Meine eigentliche Lieblingsstrategie ist aber eine andere: früh buchen, aber flexibel bleiben. Sobald meine Reisedaten stehen, sichere ich mir ein gutes, kostenlos stornierbares Angebot. Damit ist das Thema erst einmal erledigt. Einige Wochen vor der Reise und kurz vor Abflug schaue ich trotzdem noch einmal nach den Preisen. Ist ein vergleichbarer Mietwagen inzwischen günstiger, buche ich neu und storniere die alte Reservierung. Bei entsprechend gekennzeichneten CHECK24-Angeboten ist das bis 24 Stunden vor Abholung kostenlos möglich. Über „Neu vergleichen“ lassen sich dabei sogar die bisherigen Sucheinstellungen übernehmen.

Das Prinzip nutze ich übrigens nicht nur beim Mietwagen. In meinem Guide Sardinien buchen wie ein Profi findest Du meine Strategien und Tools für die gesamte Reiseplanung.

Mein Rat: Nicht ausschließlich den billigsten Preis nehmen. Ein paar Euro mehr für passende Bedingungen, guten Versicherungsschutz und einen ordentlich bewerteten Vermieter sind für mich auf Sardinien gut investiert.

Was ich bei der Abholung immer kurz prüfe

Auch wenn die Buchung sauber aussieht, nehme ich mir bei der Abholung ein paar Minuten Zeit. Das klingt banal, kann später aber unnötigen Ärger sparen.

Als Erstes fotografiere ich das Auto einmal komplett von außen – besonders Felgen, Stoßfänger, Scheiben und bereits vorhandene Kratzer oder Dellen. Wenn etwas im Übergabeprotokoll fehlt, spreche ich es direkt an. Gleiches gilt für den Tankstand und, wenn relevant, den Kilometerstand. Danach gleiche ich kurz ab, ob die wichtigsten Punkte aus meiner Buchung tatsächlich passen: Fahrzeugklasse, Tankregelung, vereinbarte Leistungen und Kaution.

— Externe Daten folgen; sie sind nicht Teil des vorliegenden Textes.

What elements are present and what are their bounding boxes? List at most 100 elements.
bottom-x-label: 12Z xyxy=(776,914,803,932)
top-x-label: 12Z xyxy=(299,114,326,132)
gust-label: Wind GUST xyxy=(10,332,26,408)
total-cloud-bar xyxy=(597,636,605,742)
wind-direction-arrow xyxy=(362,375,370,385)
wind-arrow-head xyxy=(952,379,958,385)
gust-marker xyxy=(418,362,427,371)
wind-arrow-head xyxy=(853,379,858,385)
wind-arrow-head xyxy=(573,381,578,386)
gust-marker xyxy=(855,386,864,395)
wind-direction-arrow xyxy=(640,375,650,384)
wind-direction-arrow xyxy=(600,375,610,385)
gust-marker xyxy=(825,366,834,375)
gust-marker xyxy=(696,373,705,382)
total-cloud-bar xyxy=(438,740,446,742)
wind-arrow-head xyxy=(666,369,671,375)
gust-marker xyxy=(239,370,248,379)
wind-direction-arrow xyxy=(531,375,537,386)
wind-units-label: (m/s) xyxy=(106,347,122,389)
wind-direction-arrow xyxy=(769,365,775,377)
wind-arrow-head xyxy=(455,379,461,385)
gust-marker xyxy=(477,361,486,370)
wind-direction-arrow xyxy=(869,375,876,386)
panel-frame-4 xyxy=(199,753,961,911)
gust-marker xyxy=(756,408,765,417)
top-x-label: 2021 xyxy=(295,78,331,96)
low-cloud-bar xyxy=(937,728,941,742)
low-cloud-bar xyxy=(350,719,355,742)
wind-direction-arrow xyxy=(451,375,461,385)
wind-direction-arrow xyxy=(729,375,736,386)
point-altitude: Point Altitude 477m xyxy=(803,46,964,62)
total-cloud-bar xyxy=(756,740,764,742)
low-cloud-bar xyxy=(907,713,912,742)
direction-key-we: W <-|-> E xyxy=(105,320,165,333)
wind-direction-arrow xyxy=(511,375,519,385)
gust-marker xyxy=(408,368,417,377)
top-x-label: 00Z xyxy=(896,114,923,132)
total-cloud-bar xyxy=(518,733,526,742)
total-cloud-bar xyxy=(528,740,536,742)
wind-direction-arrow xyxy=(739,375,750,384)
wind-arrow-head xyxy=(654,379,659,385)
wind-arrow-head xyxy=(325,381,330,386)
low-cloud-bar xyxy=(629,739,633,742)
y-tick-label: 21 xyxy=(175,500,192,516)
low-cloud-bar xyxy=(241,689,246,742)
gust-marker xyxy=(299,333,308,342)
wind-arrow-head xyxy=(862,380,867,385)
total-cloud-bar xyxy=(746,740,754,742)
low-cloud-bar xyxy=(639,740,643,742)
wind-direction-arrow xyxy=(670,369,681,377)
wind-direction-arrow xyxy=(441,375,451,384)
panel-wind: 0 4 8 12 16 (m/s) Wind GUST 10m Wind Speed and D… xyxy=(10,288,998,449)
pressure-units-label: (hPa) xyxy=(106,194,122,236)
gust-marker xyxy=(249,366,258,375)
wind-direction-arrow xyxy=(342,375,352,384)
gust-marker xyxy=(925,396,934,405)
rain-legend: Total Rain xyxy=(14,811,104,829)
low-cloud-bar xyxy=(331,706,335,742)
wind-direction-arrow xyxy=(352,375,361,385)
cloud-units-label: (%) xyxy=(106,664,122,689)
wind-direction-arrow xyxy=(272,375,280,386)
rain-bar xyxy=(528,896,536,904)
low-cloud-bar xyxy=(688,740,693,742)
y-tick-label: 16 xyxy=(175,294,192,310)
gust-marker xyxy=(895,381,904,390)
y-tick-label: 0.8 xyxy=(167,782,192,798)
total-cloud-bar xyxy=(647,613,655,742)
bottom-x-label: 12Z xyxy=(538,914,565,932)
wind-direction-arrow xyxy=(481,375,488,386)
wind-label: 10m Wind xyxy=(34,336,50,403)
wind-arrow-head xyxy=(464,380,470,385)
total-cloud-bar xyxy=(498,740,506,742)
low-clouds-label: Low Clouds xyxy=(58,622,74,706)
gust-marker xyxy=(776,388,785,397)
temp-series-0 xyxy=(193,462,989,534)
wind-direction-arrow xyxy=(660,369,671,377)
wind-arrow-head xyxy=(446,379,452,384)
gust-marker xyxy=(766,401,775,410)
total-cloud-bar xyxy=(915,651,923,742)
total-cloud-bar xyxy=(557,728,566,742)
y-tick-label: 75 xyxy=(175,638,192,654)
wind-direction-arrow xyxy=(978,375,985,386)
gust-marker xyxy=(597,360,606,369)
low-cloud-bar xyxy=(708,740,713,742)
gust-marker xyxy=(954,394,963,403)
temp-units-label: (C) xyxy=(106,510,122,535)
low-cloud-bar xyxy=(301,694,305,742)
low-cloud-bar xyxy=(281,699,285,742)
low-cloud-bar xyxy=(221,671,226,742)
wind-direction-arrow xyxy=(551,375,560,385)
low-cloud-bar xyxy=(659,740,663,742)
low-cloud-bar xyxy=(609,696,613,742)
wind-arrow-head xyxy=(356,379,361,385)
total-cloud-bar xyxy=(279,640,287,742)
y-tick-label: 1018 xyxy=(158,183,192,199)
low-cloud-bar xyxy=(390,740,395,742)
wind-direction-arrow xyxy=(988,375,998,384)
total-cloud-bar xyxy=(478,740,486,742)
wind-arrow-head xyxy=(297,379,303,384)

Und noch etwas, das mir wichtig ist: Am Schalter werden gerne zusätzliche Versicherungen angeboten. Wenn ich über CHECK24 bereits einen umfassenden Schutz gebucht habe, lasse ich mir deshalb nicht noch einmal vorschnell eine weitere Versicherung aufschwatzen. Ich lehne zusätzliche Pakete in der Regel ab und orientiere mich an den Leistungen, die in meiner Buchung bereits bestätigt sind. Im Zweifel hilft ein kurzer Blick in den Voucher oder die Buchungsunterlagen.

Vor der Rückgabe schaue ich außerdem rechtzeitig, wo die nächste Tankstelle liegt und wie genau die Rückgabe funktioniert, besonders bei sehr frühen Flügen oder außerhalb der Öffnungszeiten. Das Ganze dauert vielleicht zehn Minuten. Für mich ist es trotzdem Teil eines entspannten Starts: lieber einmal kurz sauber prüfen und danach den Schlüssel umdrehen, statt sich unterwegs zu fragen, ob dieser Kratzer wirklich schon vorher da war.

Lass Platz für Umwege

Für mich ist der größte Vorteil eines Mietwagens auf Sardinien am Ende gar nicht, möglichst viel in möglichst kurzer Zeit zu sehen. Sondern genau das Gegenteil: nicht jeden Tag komplett durchzutakten.

Vielleicht ist die Bucht am Morgen zu windig. Vielleicht sieht das Dorf auf dem Weg plötzlich spannender aus als der geplante Strand. Oder das Mittagessen dauert einfach zwei Stunden länger, weil es gerade viel zu schön ist, um weiterzufahren. Genau dann spielt ein Auto seine größte Stärke aus. Du kannst Pläne ändern, spontan abbiegen und Orte entdecken, die vorher auf keiner Liste standen.

Wenn Du genau solche Ecken suchst, findest Du in meinen 5 sardischen Dörfern abseits der Massen ein paar meiner liebsten Ziele für einen bewussten Umweg.

Denn Sardinien ist für mich keine Insel zum Abhaken. Und vielleicht ist genau das die schönste Form von Freiheit: unterwegs zu sein, ohne immer schon zu wissen, wo Du am Ende landest.